So it was decided that they should go together on this scouting trip into the north bush. Solomon had long before that invented what he called "a lightnin' thrower" for close fighting with Indians, to be used if one were hard pressed and outnumbered and likely to have his scalp taken. This odd contrivance he had never had occasion to use. It was a thin, round shell of cast iron with a tube, a flint and plunger. The shell was of about the size of a large apple. It was to be filled with missiles and gunpowder. The plunger, with its spring, was set vertically above the tube. In throwing this contrivance one released its spring by the pressure of his thumb. The hammer fell and the spark it made ignited a fuse leading down to the powder. Its owner had to throw it from behind a tree or have a share in the peril it was sure to create.

While Jack was at home with his people Solomon spent a week in the foundry and forge and, before they set out on their journey, had three of these unique weapons, all loaded and packed in water-proof wrappings.

About the middle of May they proceeded in a light bark canoe to Fort Edward and carried it across country to Lake George and made their way with paddles to Ticonderoga. There they learned that scouts were operating only on and near Lake Champlain. The interior of Tryon County was said to be dangerous ground. Mohawks, Cagnawagas, Senecas, Algonquins and Hurons were thick in the bush and all on the warpath. They were torturing and eating every white man that fell in their hands, save those with a Tory mark on them.

"We're skeered o' the bush," said an elderly bearded soldier, who was sitting on a log. "A man who goes into the wildwood needs to be a good friend o' God."

"But Schuyler thinks a force of British may land somewhere along the big river and come down through the bush, building a road as they advance," said Jack.

"A thousand men could make a tol'able waggin road to Fort Edward in a month," Solomon declared. "That's mebbe the reason the Injuns are out in the bush eatin' Yankees. They're tryin' fer to skeer us an' keep us erway. By the hide an' horns o' the devil! We got to know what's a-goin' on out thar. You fellers are a-settin' eround these 'ere forts as if ye had nothin' to do but chaw beef steak an' wipe yer rifles an' pick yer teeth. Why don't ye go out thar in the bush and do a little skeerin' yerselves? Ye're like a lot o' ol' women settin' by the fire an' tellin' ghos' stories."

"We got 'nuff to do considerin' the pay we git," said a sergeant.

"Hell an' Tophet! What do ye want o' pay?" Solomon answered. "Ain't ye willin' to fight fer yer own liberty without bein' paid fer it? Ye been kicked an' robbed an' spit on, an' dragged eround by the heels, an' ye don't want to fight 'less somebody pays ye. What a dam' corn fiddle o' a man ye mus' be!"

Solomon was putting fresh provisions in his pack as he talked.

"All the Injuns o' Kinady an' the great grass lands may be snookin' down through the bush. We're bound fer t' know what's a-goin' on out thar. We're liable to be skeered, but also an' likewise we'll do some skeerin' 'fore we give up--you hear to me."

Jack and Solomon set out in the bush that afternoon and before night fell were up on the mountain slants north of the Glassy Water, as Lake George was often called those days.
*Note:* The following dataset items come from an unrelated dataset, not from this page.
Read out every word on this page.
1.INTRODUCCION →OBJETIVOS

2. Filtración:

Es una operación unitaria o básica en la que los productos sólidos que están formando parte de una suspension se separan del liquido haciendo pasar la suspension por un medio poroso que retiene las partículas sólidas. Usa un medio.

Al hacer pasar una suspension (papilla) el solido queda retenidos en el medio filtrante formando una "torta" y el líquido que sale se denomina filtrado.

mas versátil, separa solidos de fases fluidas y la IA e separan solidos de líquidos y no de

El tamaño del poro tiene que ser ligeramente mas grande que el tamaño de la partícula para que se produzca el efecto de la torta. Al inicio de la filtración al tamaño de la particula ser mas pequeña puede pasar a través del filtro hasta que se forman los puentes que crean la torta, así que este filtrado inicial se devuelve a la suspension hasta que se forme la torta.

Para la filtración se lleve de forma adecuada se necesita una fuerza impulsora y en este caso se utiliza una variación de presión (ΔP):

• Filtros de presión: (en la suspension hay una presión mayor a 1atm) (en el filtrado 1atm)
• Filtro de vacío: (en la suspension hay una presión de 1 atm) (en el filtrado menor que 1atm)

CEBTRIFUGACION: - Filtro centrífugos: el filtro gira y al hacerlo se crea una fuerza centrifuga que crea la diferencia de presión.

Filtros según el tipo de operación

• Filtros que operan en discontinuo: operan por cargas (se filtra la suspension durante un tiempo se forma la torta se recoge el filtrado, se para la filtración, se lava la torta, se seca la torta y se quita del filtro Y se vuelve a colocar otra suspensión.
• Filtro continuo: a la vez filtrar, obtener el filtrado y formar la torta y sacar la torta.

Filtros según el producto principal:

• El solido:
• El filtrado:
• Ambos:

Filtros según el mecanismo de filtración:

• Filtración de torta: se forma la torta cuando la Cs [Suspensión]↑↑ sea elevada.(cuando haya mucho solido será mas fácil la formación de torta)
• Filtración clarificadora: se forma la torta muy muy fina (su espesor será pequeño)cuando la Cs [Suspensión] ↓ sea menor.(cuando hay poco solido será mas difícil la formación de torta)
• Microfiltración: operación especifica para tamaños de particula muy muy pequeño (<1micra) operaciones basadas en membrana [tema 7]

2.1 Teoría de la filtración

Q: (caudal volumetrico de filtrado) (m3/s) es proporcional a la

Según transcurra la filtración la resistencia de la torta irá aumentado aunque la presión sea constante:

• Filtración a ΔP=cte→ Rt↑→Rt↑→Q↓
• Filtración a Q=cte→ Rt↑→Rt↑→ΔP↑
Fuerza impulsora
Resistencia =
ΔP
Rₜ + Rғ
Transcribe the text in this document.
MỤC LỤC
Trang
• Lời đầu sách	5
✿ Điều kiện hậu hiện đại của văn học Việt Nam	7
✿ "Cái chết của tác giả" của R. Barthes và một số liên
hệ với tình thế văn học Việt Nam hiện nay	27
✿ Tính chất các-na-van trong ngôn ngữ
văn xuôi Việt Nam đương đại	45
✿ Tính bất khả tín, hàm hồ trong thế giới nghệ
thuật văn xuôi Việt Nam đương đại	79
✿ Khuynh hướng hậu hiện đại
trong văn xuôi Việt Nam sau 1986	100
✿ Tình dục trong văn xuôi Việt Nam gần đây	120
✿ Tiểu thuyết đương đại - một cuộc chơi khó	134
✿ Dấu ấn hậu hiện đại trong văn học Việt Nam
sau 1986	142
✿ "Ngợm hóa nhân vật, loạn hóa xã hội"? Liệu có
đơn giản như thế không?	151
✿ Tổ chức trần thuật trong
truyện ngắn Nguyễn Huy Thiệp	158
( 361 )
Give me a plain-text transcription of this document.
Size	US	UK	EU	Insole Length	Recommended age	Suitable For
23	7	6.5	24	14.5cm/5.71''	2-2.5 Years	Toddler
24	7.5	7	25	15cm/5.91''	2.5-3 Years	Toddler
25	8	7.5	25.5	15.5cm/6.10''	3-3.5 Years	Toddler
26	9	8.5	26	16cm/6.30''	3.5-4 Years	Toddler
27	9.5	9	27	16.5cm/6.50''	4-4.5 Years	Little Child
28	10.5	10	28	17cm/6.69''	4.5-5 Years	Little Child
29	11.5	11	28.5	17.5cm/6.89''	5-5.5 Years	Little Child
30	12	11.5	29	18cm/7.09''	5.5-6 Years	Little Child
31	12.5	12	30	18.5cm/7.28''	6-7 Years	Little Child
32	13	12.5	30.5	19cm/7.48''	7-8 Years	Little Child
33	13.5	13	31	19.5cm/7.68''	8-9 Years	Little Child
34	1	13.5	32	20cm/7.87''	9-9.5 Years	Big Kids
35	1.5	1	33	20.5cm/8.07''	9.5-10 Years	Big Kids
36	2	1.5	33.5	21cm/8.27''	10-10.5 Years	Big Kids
But for Solomon's caution an evil fate had perhaps come to them before their first sleep on the journey. The new leaves were just out, but not quite full. The little maples and beeches flung their sprays of vivid green foliage above the darker shades of the witch hopple into the soft-lighted air of the great house of the wood and filled it with a pleasant odor. A mile or so back, Solomon had left the trail and cautioned Jack to keep close and step softly. Soon the old scout stopped, and listened and put his ear to the ground. He rose and beckoned to Jack and the two turned aside and made their way stealthily up the slant of a ledge. In the edge of a little thicket on a mossy rock shelf they sat down. Solomon looked serious. There were deep furrows in the skin above his brow.

When he was excited in the bush he had the habit of swallowing and the process made a small, creaky sound in his throat. This Jack observed then and at other times. Solomon was peering down through the bushes toward the west, now and then moving his head a little. Jack looked in the same direction and presently saw a move in the bushes below, but nothing more. After a few minutes Solomon turned and whispered:

"Four Injun braves jist went by. Mebbe they're scoutin' fer a big band--mebbe not. If so, the crowd is up the trail. If they're comin' by, it'll be 'fore dark. We'll stop in this 'ere tavern. They's a cave on t'other side o' the ledge as big as a small house."

They watched until the sun had set. Then Solomon led Jack to the cave, in which their packs were deposited.

From the cave's entrance they looked upon the undulating green roof of the forest dipping down into a deep valley, cut by the smooth surface of a broad river with mirrored shores, and lifting to the summit of a distant mountain range. Its blue peaks rose into the glow of the sunset.

"Yonder is the great stairway of Heaven!" Jack exclaimed.

"I've put up in this 'ere ol' tavern many a night," said Solomon. "Do ye see its sign?"

He pointed to a great dead pine that stood a little below it, towering with stark, outreaching limbs more than a hundred and fifty feet into the air.

"I call it The Dead Pine Tavern," Solomon remarked.

"On the road to Paradise," said Jack as he gazed down the valley, his hands shading his eyes.

"Wisht we could have a nice hot supper, but 'twon't do to build no fire. Nothin' but cold vittles! I'll go down with the pot to a spring an' git some water. You dig fer our supper in that pack o' mine an' spread it out here. I'm hungry."

They ate their bread and dried meat moistened with spring water, picked some balsam boughs and covered a corner of the mossy floor with them. When the rock chamber was filled with their fragrance, Jack said:

"If my dream comes true and Margaret and I are married, I shall bring her here. I want her to see The Dead Pine Tavern and its outlook."

"Ayes, sir, when ye're married safe," Solomon answered. "We'll come up here fust summer an' fish, an' hunt, an' I'll run the tavern an' do the cookin' an' sweep the floor an' make the beds!"

"I'm a little discouraged," said Jack. "This war may last for years."

"Keep up on high ground er ye'll git mired down," Solomon answered. "Ain't nuther on ye very old yit, an' fust ye know these troubles 'll be over an' done."

Jack awoke at daylight and found that he was alone. Solomon returned in half an hour or so.

"Been scoutin' up the trail," he said. "Didn't see a thing but an ol' gnaw bucket. We'll jest eat a bite an' p'int off to the nor'west an' keep watch o' this 'ere trail. They's Injuns over thar on the slants. We got to know how they look an' 'bout how many head they is."

They went on, keeping well away from the trail.

"We'll have to watch it with our ears," said Solomon in a whisper.

His ear was often on the ground that morning and twice he left Jack "to snook" out to the trail and look for tracks. Solomon could imitate the call of the swamp robin, and when they were separated in the bush, he gave it so that his friend could locate him. At midday they sat down in deep shade by the side of a brook and ate their luncheon.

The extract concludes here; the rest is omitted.